At least, it is noticeable by the "test driver". But i agree that
i should check one more time to see what can be excluded and used
as a regular call. Thanks for the hint, it is worth to go with
__always_inline instead.

--
Vlad Rezki


Re: [RFC PATCH v2 0/1] improve vmap allocation

2019-03-21 Thread Andrew Morton
On Thu, 21 Mar 2019 20:03:26 +0100 "Uladzislau Rezki (Sony)"  
wrote:

> Hello.
> 
> This is the v2 of the https://lkml.org/lkml/2018/10/19/786 rework. Instead of
> referring you to that link, i will go through it again describing the improved
> allocation method and provide changes between v1 and v2 in the end.
> 
> ...
>

> Performance analysis
> 

Impressive numbers.  But this is presumably a worst-case microbenchmark.

Are you able to describe the benefits which are observed in some
real-world workload which someone cares about?

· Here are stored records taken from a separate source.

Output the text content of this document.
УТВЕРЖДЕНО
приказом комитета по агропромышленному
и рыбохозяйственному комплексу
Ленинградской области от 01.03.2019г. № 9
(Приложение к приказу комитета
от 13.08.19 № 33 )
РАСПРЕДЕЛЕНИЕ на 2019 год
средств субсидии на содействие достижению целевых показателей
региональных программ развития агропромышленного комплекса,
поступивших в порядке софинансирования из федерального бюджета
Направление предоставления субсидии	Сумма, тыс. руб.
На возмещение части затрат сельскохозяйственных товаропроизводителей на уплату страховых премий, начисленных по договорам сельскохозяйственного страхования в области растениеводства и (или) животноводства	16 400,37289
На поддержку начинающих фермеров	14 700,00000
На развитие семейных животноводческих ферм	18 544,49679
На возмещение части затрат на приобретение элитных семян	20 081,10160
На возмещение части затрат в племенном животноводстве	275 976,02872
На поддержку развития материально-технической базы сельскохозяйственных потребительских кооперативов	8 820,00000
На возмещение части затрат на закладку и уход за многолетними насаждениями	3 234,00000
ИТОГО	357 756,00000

It's a lot of new code. I t looks decent and I'll toss it in there for
further testing.  Hopefully someone will be able to find the time for a
detailed review.

Trivial point: the code uses "inline" a lot.  Nowadays gcc cheerfully
ignores that and does its own thing.  You might want to look at the
effects of simply deleting all that.  Is the generated code better or
worse or the same?  If something really needs to be inlined then use
__always_inline, preferably with a comment explaining why it is there.